Weather (noun) 1.the state of the atmosphere with respect to wind, temperature, cloudiness, moisture, pressure, etc.; (verb) to bear up against and come safely through (as in a storm, danger, trouble) --Random House Dictionary
That’s it. I’m moving to San Diego.
Packing up my suitcase with shorts and sunscreen, my golf clubs and my bike. I’m leaving behind all my bulky sweaters and clunky snow boots and well worn snow shovels, all my flashlights and candles for power failures too, my long johns as well. I’m done with weather in New England.
And oh San Diego…with an average daily temperature of 72 degrees, more than 250 days of sunshine and only 12 inches of rain per year, San Diego is weather nirvana, one of the ten best weather cities in the United States according to the Farmer’s Almanac. Can you hear it calling, a sultry song of sweet breezy warm days and clear cool nights? Afternoons spent on a sunny veranda, sipping a cool drink watching the whitecaps break on the Pacific.
And no hurricanes. No tornadoes. No floods. No wacky October snowstorms. And no snow. Not a flake. The last time any measurable snow fell in San Diego was 1967. I’m told people there actually love their weather, brag about it. San Diego meteorologists have the most boring of jobs: “Sunny and seventy!” day after day. Yes, I’ll have to change my ways as a longtime New Englander. Give up my pasty white mid-winter complexion for a tanned and toned California grin. I’ll have to root for the Padres rather than the Red Sox, wear those silly Hawaiian shirts and even drop the occasional “dude!” into daily conversation. I’ll make that sacrifice.

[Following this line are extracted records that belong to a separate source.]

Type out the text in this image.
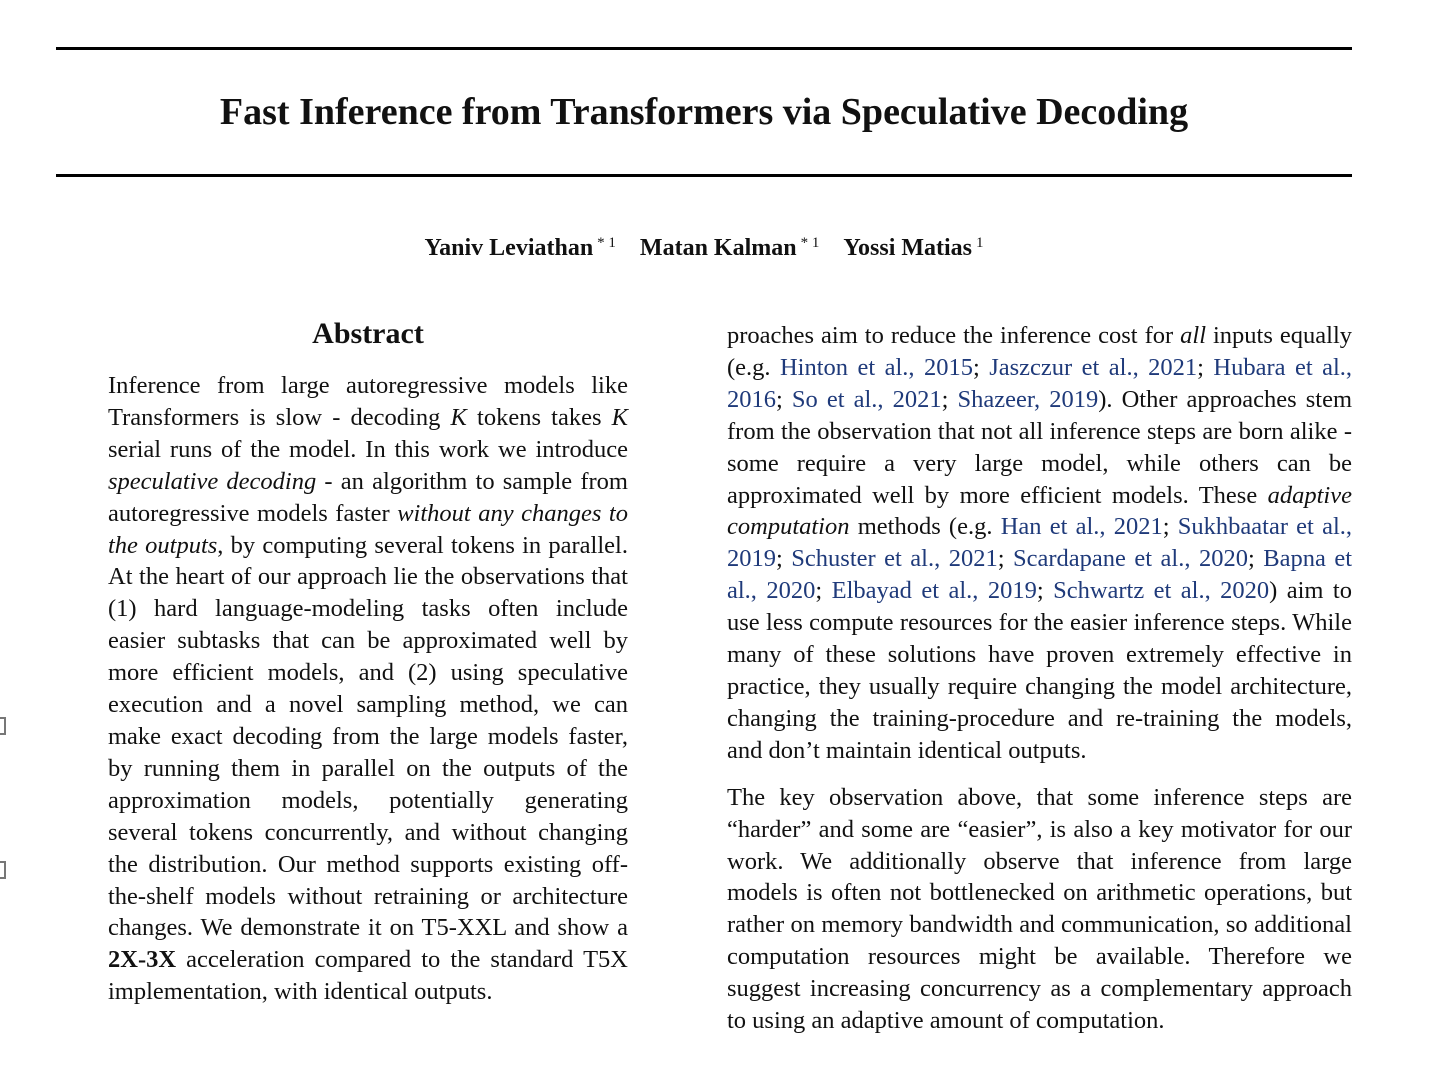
Fast Inference from Transformers via Speculative Decoding
Yaniv Leviathan $^{* 1}$ Matan Kalman $^{* 1}$ Yossi Matias $^1$
Abstract

Inference from large autoregressive models like Transformers is slow - decoding K tokens takes K serial runs of the model. In this work we introduce speculative decoding - an algorithm to sample from autoregressive models faster without any changes to the outputs, by computing several tokens in parallel. At the heart of our approach lie the observations that (1) hard language-modeling tasks often include easier subtasks that can be approximated well by more efficient models, and (2) using speculative execution and a novel sampling method, we can make exact decoding from the large models faster, by running them in parallel on the outputs of the approximation models, potentially generating several tokens concurrently, and without changing the distribution. Our method supports existing off-the-shelf models without retraining or architecture changes. We demonstrate it on T5-XXL and show a 2X-3X acceleration compared to the standard T5X implementation, with identical outputs.

proaches aim to reduce the inference cost for all inputs equally (e.g. Hinton et al., 2015; Jaszczur et al., 2021; Hubara et al., 2016; So et al., 2021; Shazeer, 2019). Other approaches stem from the observation that not all inference steps are born alike - some require a very large model, while others can be approximated well by more efficient models. These adaptive computation methods (e.g. Han et al., 2021; Sukhbaatar et al., 2019; Schuster et al., 2021; Scardapane et al., 2020; Bapna et al., 2020; Elbayad et al., 2019; Schwartz et al., 2020) aim to use less compute resources for the easier inference steps. While many of these solutions have proven extremely effective in practice, they usually require changing the model architecture, changing the training-procedure and re-training the models, and don’t maintain identical outputs.

The key observation above, that some inference steps are “harder” and some are “easier”, is also a key motivator for our work. We additionally observe that inference from large models is often not bottlenecked on arithmetic operations, but rather on memory bandwidth and communication, so additional computation resources might be available. Therefore we suggest increasing concurrency as a complementary approach to using an adaptive amount of computation.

I’m just not sure I can take one more weather whack in this year of freakish storms and atmospheric anomalies here in New England. First there was “THE WINTER”, this year’s unrelenting pummeling by Mother Nature in our coldest months. Eighty point one inches of the white stuff dumped from the skies, double our average amount. The storms were doozies: five major events alone in December and January, with an especially cruel blizzard hitting on the day after Christmas, stranding thousands of folks with their ruined holiday plans. Merry Christmas…ugh.
Driving around my neighborhood last February I was Nanook of the North, navigating my pathetically skidding compact car around 15 foot high snow drifts that framed the street like ice cold prison walls. Three times last winter the snow in my driveway was so deep I had to park at the bottom of the hill and trek on up, praying, hoping that the snow plow would come soon and rescue me. Remember?
So no more. I give up. Uncle. Game over. I surrender.
The tornadoes in June. Hurricane Irene in August. Floods of biblical proportions. A record breaking Halloween storm, which weirdly was only two weeks removed from ninety degree temperatures Columbus Day weekend, another record. Fall foliage which never seemed to show up. Power outages, hundreds of thousands of folks living in the dark for days and even weeks at a time.
With only seven weeks left in 2011, I’m getting nervous. What’s next? Hail? Drought? Pestilence—I have no idea what that last word means but hey we’re on a roll, right and anything is possible?
Mark Twain, who called Hartford his home, nailed it when he said, “I reverently believe that the Maker who made us all makes everything in New England but the weather…The weather is always doing something there…always getting up new designs and trying them on the people to see how they will go…I could speak volumes about the inhuman perversity of the New England weather…”
But in the end Twain stayed here and called New England his home and I suppose I will too, and we will too. The cliché is that we New Englanders are a hardy bunch and the weather certainly tests our mettle and sanity. At its best it brings us together and reminds us that as neighbors we need each other. The stranger who shows up to clear the driveway, no charge. The young Mom who checks up on her elderly friend. Family who invited family to bunk with them because the lights are out.
Weather always gives us something to talk about, that’s for sure. Our one of a kind sometimes crazy but never boring weather certainly makes this place our unique place in all of God’s Creation. And I couldn’t take all that California cheeriness after all. I’ll stay.
So winter: bring it on. Give us your best shot. We can take it. We’ve weathered your worst and will do so again. But just in case, I’m booking a mid-winter vacation to San Diego. Can anyone lend me a Hawaiian shirt?